Jörg is played by Jan Spitzer. Spitzer’s first film, Farewell, should have been a bigger hit, but it barely made it past the censors, and received only limited distribution. In spite of this, Spitzer went on to have a successful career at DEFA. Since the Wende, he has gone on to become one of the leading voice actors in Germany, often dubbing the voices of Chris Cooper and Danny Trejo.
Barbara is played by Janina Hartwig, who is best known these days as Sister Hanna on Um Himmels Willen. Her first film was Disko mit Einlage (Disco Interlude), followed by several more made-for-TV movies (including this one). She first appeared on the big screen in Der Bärenhäuter (The Bear Skin), another Grimms’ fairytale. Still young at the time of the Wende, and already mostly working in television, reunification had less impact on her career than it did for some of the others at DEFA. She continued working television and has appeared in dozens of TV shows.
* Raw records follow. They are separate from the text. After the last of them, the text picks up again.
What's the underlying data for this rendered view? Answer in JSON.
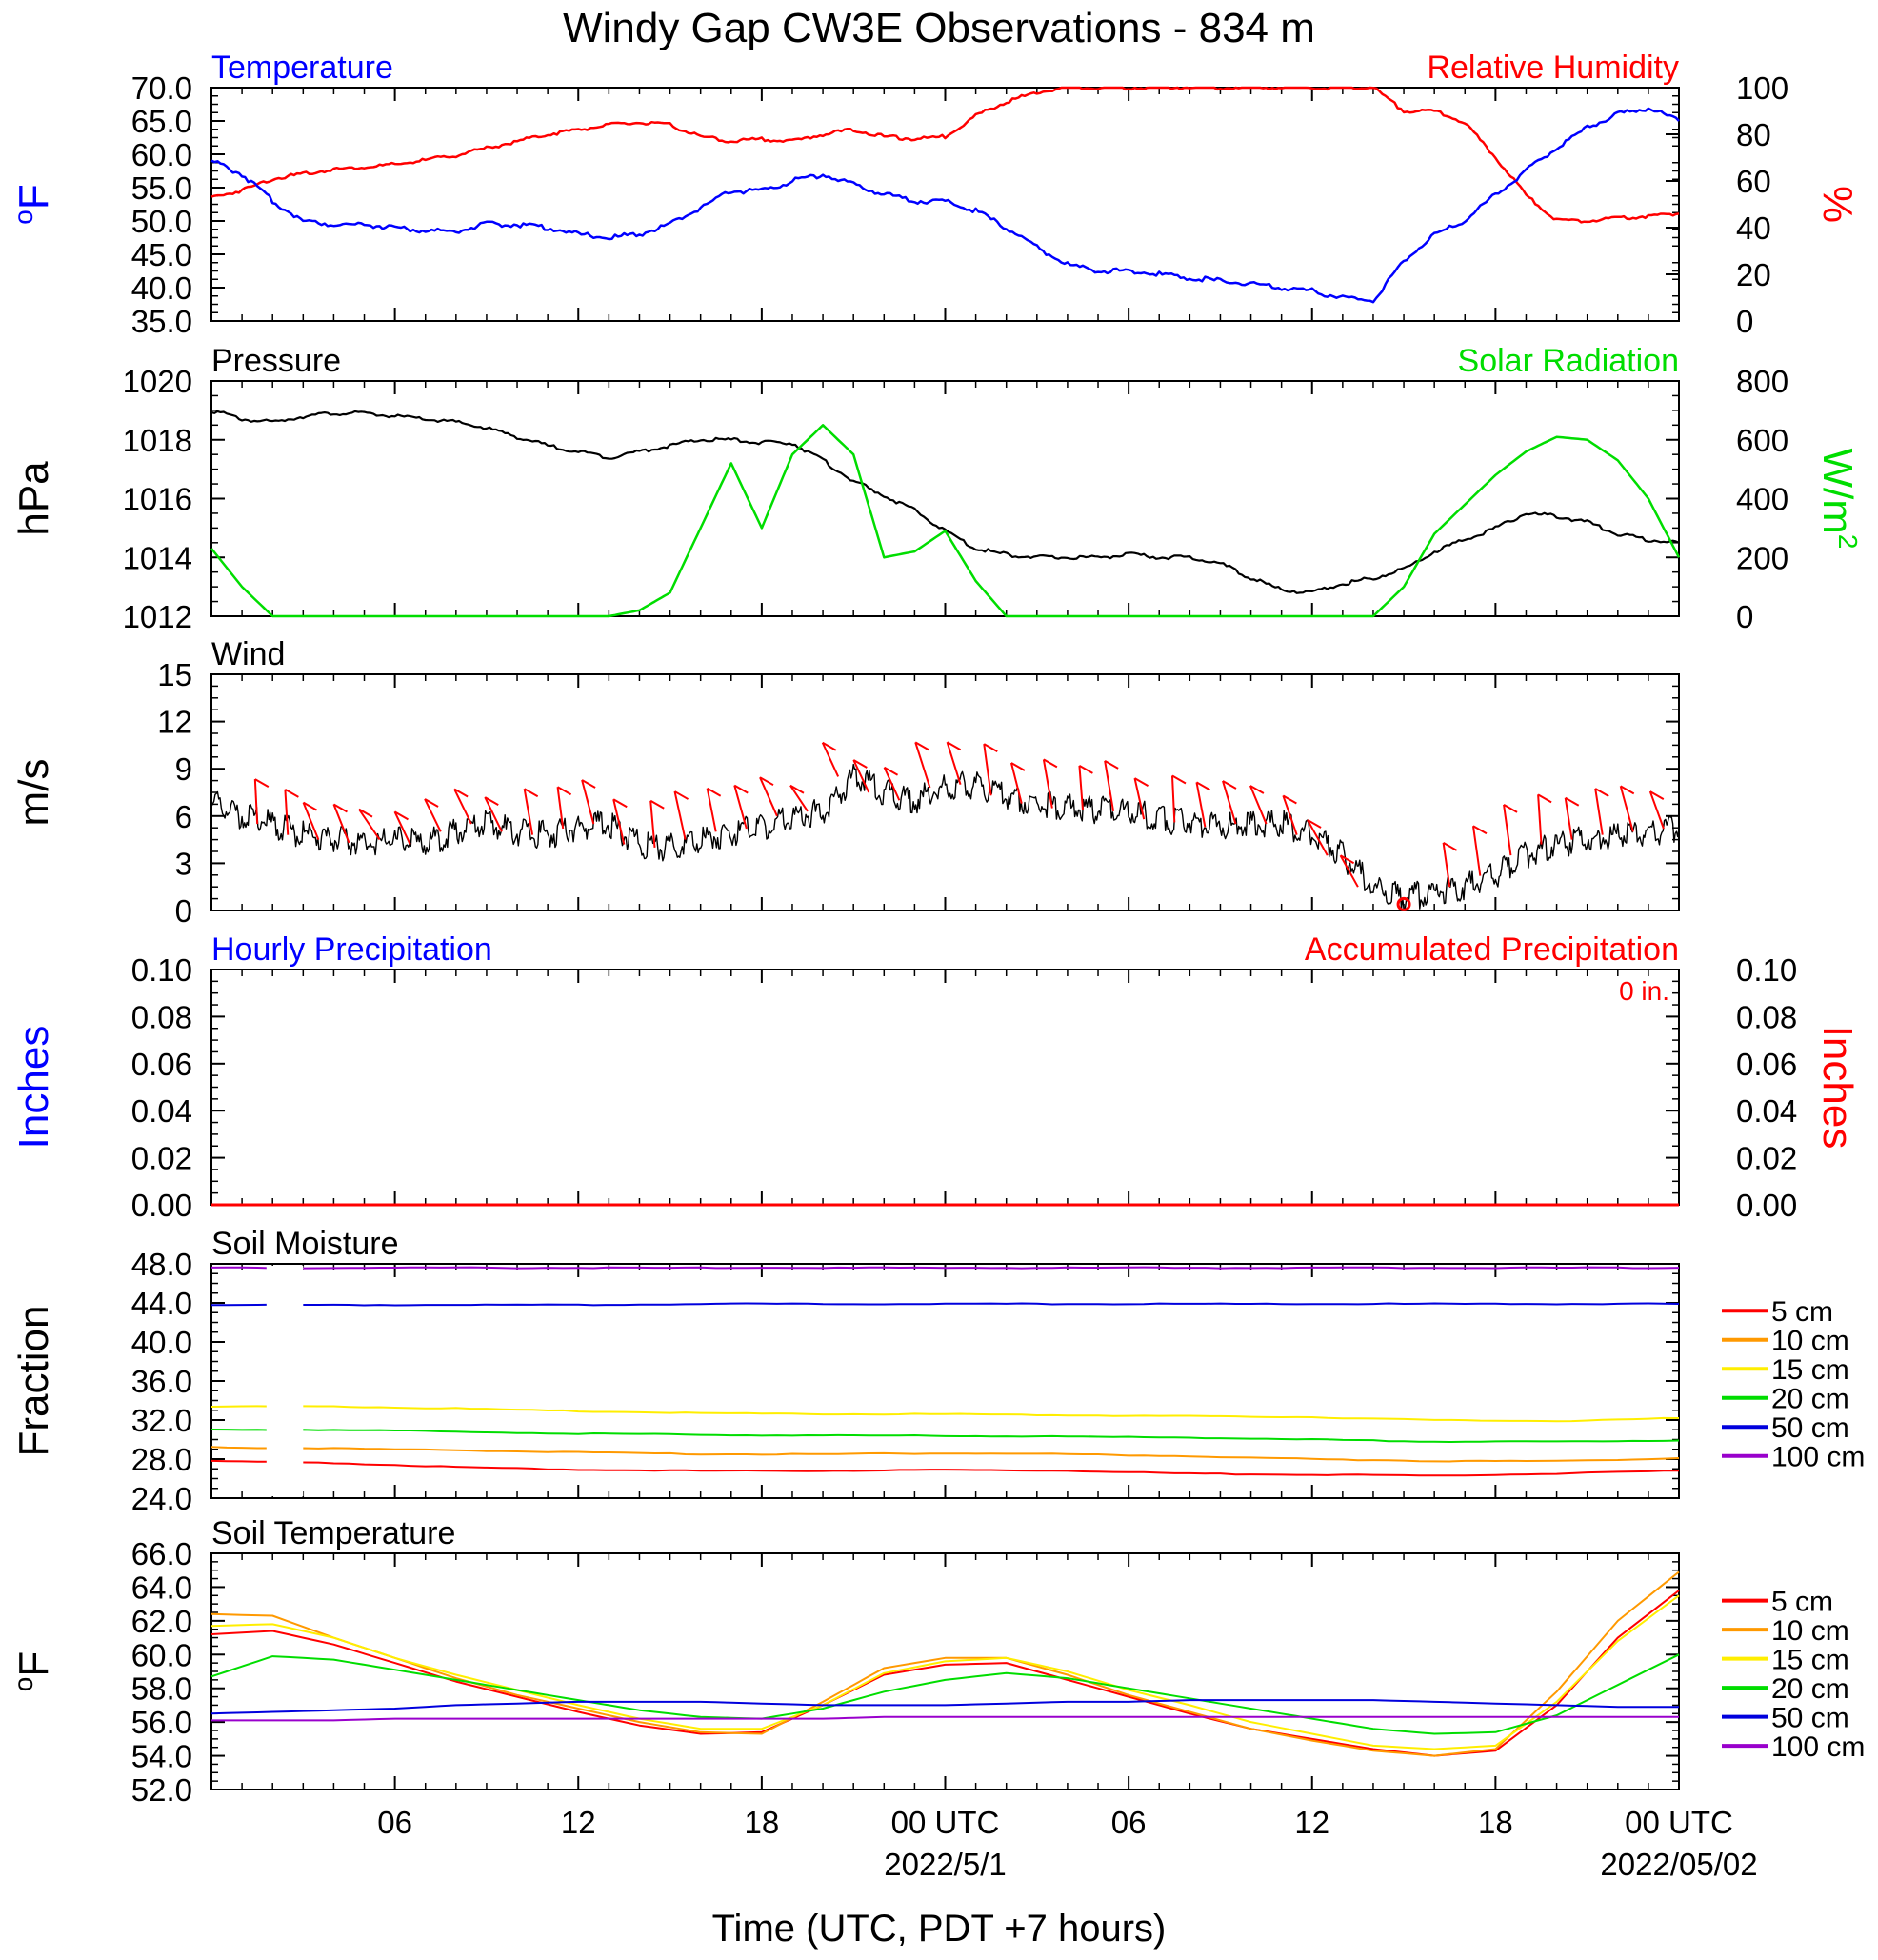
{
  "title": "Windy Gap CW3E Observations - 834 m",
  "xlabel": "Time (UTC, PDT +7 hours)",
  "x_ticks": [
    {
      "hour": 6,
      "label": "06",
      "sub": ""
    },
    {
      "hour": 12,
      "label": "12",
      "sub": ""
    },
    {
      "hour": 18,
      "label": "18",
      "sub": ""
    },
    {
      "hour": 24,
      "label": "00 UTC",
      "sub": "2022/5/1"
    },
    {
      "hour": 30,
      "label": "06",
      "sub": ""
    },
    {
      "hour": 36,
      "label": "12",
      "sub": ""
    },
    {
      "hour": 42,
      "label": "18",
      "sub": ""
    },
    {
      "hour": 48,
      "label": "00 UTC",
      "sub": "2022/05/02"
    }
  ],
  "colors": {
    "blue": "#0000ff",
    "red": "#ff0000",
    "green": "#00dd00",
    "black": "#000000",
    "orange": "#ff9900",
    "yellow": "#ffee00",
    "purple": "#9900cc"
  },
  "chart_data": [
    {
      "type": "line",
      "title_left": "Temperature",
      "title_right": "Relative Humidity",
      "ylabel_left": "oF",
      "ylabel_right": "%",
      "ylim_left": [
        35,
        70
      ],
      "ylim_right": [
        0,
        100
      ],
      "left_ticks": [
        "35.0",
        "40.0",
        "45.0",
        "50.0",
        "55.0",
        "60.0",
        "65.0",
        "70.0"
      ],
      "right_ticks": [
        "0",
        "20",
        "40",
        "60",
        "80",
        "100"
      ],
      "x": [
        0,
        1,
        2,
        3,
        4,
        5,
        6,
        7,
        8,
        9,
        10,
        11,
        12,
        13,
        14,
        15,
        16,
        17,
        18,
        19,
        20,
        21,
        22,
        23,
        24,
        25,
        26,
        27,
        28,
        29,
        30,
        31,
        32,
        33,
        34,
        35,
        36,
        37,
        38,
        39,
        40,
        41,
        42,
        43,
        44,
        45,
        46,
        47,
        48
      ],
      "series": [
        {
          "name": "Temperature",
          "axis": "left",
          "color": "#0000ff",
          "values": [
            59,
            57,
            53,
            50,
            49.5,
            49.5,
            49,
            48.5,
            48.5,
            49.5,
            49.5,
            49,
            48,
            47.5,
            48,
            49.5,
            52,
            54.5,
            54.5,
            56,
            57,
            55.5,
            54,
            53,
            53,
            51.5,
            49,
            46,
            43.5,
            42.5,
            42.5,
            42,
            41.5,
            41,
            40.5,
            40,
            39.5,
            38.5,
            38,
            44,
            48,
            50,
            54,
            57.5,
            61,
            64,
            66,
            67,
            65
          ]
        },
        {
          "name": "Relative Humidity",
          "axis": "right",
          "color": "#ff0000",
          "values": [
            53,
            56,
            61,
            63,
            65,
            66,
            67,
            69,
            71,
            74,
            77,
            80,
            82,
            84,
            85,
            84,
            79,
            77,
            78,
            77,
            80,
            82,
            79,
            78,
            79,
            88,
            94,
            98,
            100,
            100,
            100,
            100,
            100,
            100,
            100,
            100,
            100,
            100,
            100,
            90,
            90,
            85,
            70,
            54,
            43,
            43,
            44,
            45,
            46
          ]
        }
      ]
    },
    {
      "type": "line",
      "title_left": "Pressure",
      "title_right": "Solar Radiation",
      "ylabel_left": "hPa",
      "ylabel_right": "W/m2",
      "ylim_left": [
        1012,
        1020
      ],
      "ylim_right": [
        0,
        800
      ],
      "left_ticks": [
        "1012",
        "1014",
        "1016",
        "1018",
        "1020"
      ],
      "right_ticks": [
        "0",
        "200",
        "400",
        "600",
        "800"
      ],
      "x": [
        0,
        1,
        2,
        3,
        4,
        5,
        6,
        7,
        8,
        9,
        10,
        11,
        12,
        13,
        14,
        15,
        16,
        17,
        18,
        19,
        20,
        21,
        22,
        23,
        24,
        25,
        26,
        27,
        28,
        29,
        30,
        31,
        32,
        33,
        34,
        35,
        36,
        37,
        38,
        39,
        40,
        41,
        42,
        43,
        44,
        45,
        46,
        47,
        48
      ],
      "series": [
        {
          "name": "Pressure",
          "axis": "left",
          "color": "#000000",
          "values": [
            1019,
            1018.7,
            1018.6,
            1018.8,
            1018.9,
            1018.9,
            1018.8,
            1018.7,
            1018.6,
            1018.4,
            1018.1,
            1017.8,
            1017.6,
            1017.4,
            1017.6,
            1017.8,
            1018,
            1018,
            1017.9,
            1017.9,
            1017.3,
            1016.6,
            1016.1,
            1015.6,
            1014.9,
            1014.3,
            1014.1,
            1014,
            1014,
            1014,
            1014.1,
            1014,
            1014,
            1013.8,
            1013.3,
            1012.9,
            1012.8,
            1013.1,
            1013.3,
            1013.6,
            1014.2,
            1014.6,
            1015,
            1015.5,
            1015.4,
            1015.2,
            1014.8,
            1014.6,
            1014.5
          ]
        },
        {
          "name": "Solar Radiation",
          "axis": "right",
          "color": "#00dd00",
          "values": [
            230,
            100,
            0,
            0,
            0,
            0,
            0,
            0,
            0,
            0,
            0,
            0,
            0,
            0,
            20,
            80,
            300,
            520,
            300,
            550,
            650,
            550,
            200,
            220,
            290,
            120,
            0,
            0,
            0,
            0,
            0,
            0,
            0,
            0,
            0,
            0,
            0,
            0,
            0,
            100,
            280,
            380,
            480,
            560,
            610,
            600,
            530,
            400,
            200
          ]
        }
      ]
    },
    {
      "type": "line",
      "title_left": "Wind",
      "ylabel_left": "m/s",
      "ylim_left": [
        0,
        15
      ],
      "left_ticks": [
        "0",
        "3",
        "6",
        "9",
        "12",
        "15"
      ],
      "x": [
        0,
        1,
        2,
        3,
        4,
        5,
        6,
        7,
        8,
        9,
        10,
        11,
        12,
        13,
        14,
        15,
        16,
        17,
        18,
        19,
        20,
        21,
        22,
        23,
        24,
        25,
        26,
        27,
        28,
        29,
        30,
        31,
        32,
        33,
        34,
        35,
        36,
        37,
        38,
        39,
        40,
        41,
        42,
        43,
        44,
        45,
        46,
        47,
        48
      ],
      "series": [
        {
          "name": "Wind speed",
          "axis": "left",
          "color": "#000000",
          "values": [
            6.8,
            6,
            5.5,
            4.8,
            4.5,
            4.3,
            4.5,
            4.2,
            5,
            5.5,
            5,
            4.8,
            5.2,
            5.5,
            4.2,
            4,
            4.5,
            5,
            5.2,
            6,
            6.3,
            8.5,
            7.5,
            7,
            7.8,
            8,
            7.3,
            6.8,
            6.5,
            6.4,
            6.3,
            5.8,
            5.6,
            5.3,
            5.5,
            5.5,
            4.8,
            3.5,
            1.5,
            0.8,
            1.2,
            1.5,
            2.2,
            3.5,
            4.2,
            4.5,
            4.8,
            5,
            5.2
          ]
        }
      ],
      "barbs_hours": [
        1.5,
        2.5,
        3.5,
        4.5,
        5.5,
        6.5,
        7.5,
        8.5,
        9.5,
        10.5,
        11.5,
        12.5,
        13.5,
        14.5,
        15.5,
        16.5,
        17.5,
        18.5,
        19.5,
        20.5,
        21.5,
        22.5,
        23.5,
        24.5,
        25.5,
        26.5,
        27.5,
        28.5,
        29.5,
        30.5,
        31.5,
        32.5,
        33.5,
        34.5,
        35.5,
        36.5,
        37.5,
        38.5,
        39.5,
        40.5,
        41.5,
        42.5,
        43.5,
        44.5,
        45.5,
        46.5,
        47.5
      ],
      "calm_hour": 39
    },
    {
      "type": "line",
      "title_left": "Hourly Precipitation",
      "title_right": "Accumulated Precipitation",
      "annotation": "0 in.",
      "ylabel_left": "Inches",
      "ylabel_right": "Inches",
      "ylim_left": [
        0,
        0.1
      ],
      "ylim_right": [
        0,
        0.1
      ],
      "left_ticks": [
        "0.00",
        "0.02",
        "0.04",
        "0.06",
        "0.08",
        "0.10"
      ],
      "right_ticks": [
        "0.00",
        "0.02",
        "0.04",
        "0.06",
        "0.08",
        "0.10"
      ],
      "x": [
        0,
        48
      ],
      "series": [
        {
          "name": "Hourly Precipitation",
          "axis": "left",
          "color": "#0000ff",
          "values": [
            0,
            0
          ]
        },
        {
          "name": "Accumulated Precipitation",
          "axis": "right",
          "color": "#ff0000",
          "values": [
            0,
            0
          ]
        }
      ]
    },
    {
      "type": "line",
      "title_left": "Soil Moisture",
      "ylabel_left": "Fraction",
      "ylim_left": [
        24,
        48
      ],
      "left_ticks": [
        "24.0",
        "28.0",
        "32.0",
        "36.0",
        "40.0",
        "44.0",
        "48.0"
      ],
      "x": [
        0,
        4,
        8,
        12,
        16,
        20,
        24,
        28,
        32,
        36,
        40,
        44,
        48
      ],
      "legend": [
        "5 cm",
        "10 cm",
        "15 cm",
        "20 cm",
        "50 cm",
        "100 cm"
      ],
      "series": [
        {
          "name": "5 cm",
          "axis": "left",
          "color": "#ff0000",
          "values": [
            27.8,
            27.6,
            27.2,
            26.9,
            26.8,
            26.8,
            26.9,
            26.8,
            26.5,
            26.4,
            26.3,
            26.5,
            26.8
          ]
        },
        {
          "name": "10 cm",
          "axis": "left",
          "color": "#ff9900",
          "values": [
            29.2,
            29.1,
            28.9,
            28.7,
            28.5,
            28.5,
            28.6,
            28.5,
            28.3,
            28.0,
            27.8,
            27.8,
            28.1
          ]
        },
        {
          "name": "15 cm",
          "axis": "left",
          "color": "#ffee00",
          "values": [
            33.4,
            33.4,
            33.2,
            32.9,
            32.7,
            32.6,
            32.6,
            32.5,
            32.4,
            32.3,
            32.0,
            31.9,
            32.2
          ]
        },
        {
          "name": "20 cm",
          "axis": "left",
          "color": "#00dd00",
          "values": [
            31.0,
            31.0,
            30.8,
            30.6,
            30.5,
            30.4,
            30.4,
            30.3,
            30.2,
            30.0,
            29.8,
            29.8,
            29.9
          ]
        },
        {
          "name": "50 cm",
          "axis": "left",
          "color": "#0000dd",
          "values": [
            43.8,
            43.8,
            43.8,
            43.8,
            43.9,
            43.9,
            43.9,
            43.9,
            43.9,
            43.9,
            43.9,
            43.9,
            43.9
          ]
        },
        {
          "name": "100 cm",
          "axis": "left",
          "color": "#9900cc",
          "values": [
            47.6,
            47.6,
            47.6,
            47.6,
            47.6,
            47.6,
            47.6,
            47.6,
            47.6,
            47.6,
            47.6,
            47.6,
            47.6
          ]
        }
      ]
    },
    {
      "type": "line",
      "title_left": "Soil Temperature",
      "ylabel_left": "oF",
      "ylim_left": [
        52,
        66
      ],
      "left_ticks": [
        "52.0",
        "54.0",
        "56.0",
        "58.0",
        "60.0",
        "62.0",
        "64.0",
        "66.0"
      ],
      "x": [
        0,
        2,
        4,
        6,
        8,
        10,
        12,
        14,
        16,
        18,
        20,
        22,
        24,
        26,
        28,
        30,
        32,
        34,
        36,
        38,
        40,
        42,
        44,
        46,
        48
      ],
      "legend": [
        "5 cm",
        "10 cm",
        "15 cm",
        "20 cm",
        "50 cm",
        "100 cm"
      ],
      "series": [
        {
          "name": "5 cm",
          "axis": "left",
          "color": "#ff0000",
          "values": [
            61.2,
            61.4,
            60.6,
            59.5,
            58.4,
            57.5,
            56.6,
            55.8,
            55.3,
            55.4,
            57.0,
            58.8,
            59.4,
            59.5,
            58.5,
            57.5,
            56.5,
            55.6,
            55.0,
            54.4,
            54.0,
            54.3,
            57.0,
            61.0,
            63.8
          ]
        },
        {
          "name": "10 cm",
          "axis": "left",
          "color": "#ff9900",
          "values": [
            62.4,
            62.3,
            61.0,
            59.8,
            58.6,
            57.6,
            56.8,
            56.0,
            55.4,
            55.3,
            57.2,
            59.2,
            59.8,
            59.8,
            58.8,
            57.6,
            56.6,
            55.6,
            54.9,
            54.3,
            54.0,
            54.4,
            57.8,
            62.0,
            64.9
          ]
        },
        {
          "name": "15 cm",
          "axis": "left",
          "color": "#ffee00",
          "values": [
            61.7,
            61.8,
            61.0,
            59.8,
            58.8,
            57.9,
            57.0,
            56.2,
            55.6,
            55.6,
            57.0,
            58.9,
            59.6,
            59.8,
            59.0,
            57.9,
            57.0,
            56.0,
            55.3,
            54.6,
            54.4,
            54.6,
            57.2,
            60.8,
            63.5
          ]
        },
        {
          "name": "20 cm",
          "axis": "left",
          "color": "#00dd00",
          "values": [
            58.7,
            59.9,
            59.7,
            59.1,
            58.5,
            57.9,
            57.3,
            56.7,
            56.3,
            56.2,
            56.8,
            57.8,
            58.5,
            58.9,
            58.6,
            58.0,
            57.4,
            56.8,
            56.2,
            55.6,
            55.3,
            55.4,
            56.4,
            58.2,
            60.0
          ]
        },
        {
          "name": "50 cm",
          "axis": "left",
          "color": "#0000dd",
          "values": [
            56.5,
            56.6,
            56.7,
            56.8,
            57.0,
            57.1,
            57.2,
            57.2,
            57.2,
            57.1,
            57.0,
            57.0,
            57.0,
            57.1,
            57.2,
            57.2,
            57.3,
            57.3,
            57.3,
            57.3,
            57.2,
            57.1,
            57.0,
            56.9,
            56.9
          ]
        },
        {
          "name": "100 cm",
          "axis": "left",
          "color": "#9900cc",
          "values": [
            56.1,
            56.1,
            56.1,
            56.2,
            56.2,
            56.2,
            56.2,
            56.2,
            56.2,
            56.2,
            56.2,
            56.3,
            56.3,
            56.3,
            56.3,
            56.3,
            56.3,
            56.3,
            56.3,
            56.3,
            56.3,
            56.3,
            56.3,
            56.3,
            56.3
          ]
        }
      ]
    }
  ]
}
Inevitably, with the perspective of history, we can see parallels to the tale here and the fate of the GDR. With its efforts to keep the republic in the hands of the SED, the government had essentially snuffed the life out of its socialist ideals, creating a country that continued to exist after the joy of existence was gone. As it was originally shown on television, there are no box office figures for the film, but it was well received by the critics. As an example of an East German fairytale film, though, it is a bit of an anomaly. It lacks to eye-bleeding colors and over-the-top set designs of the earlier fairytale films. For that reason, it might be overlooked, but it is still worth checking out.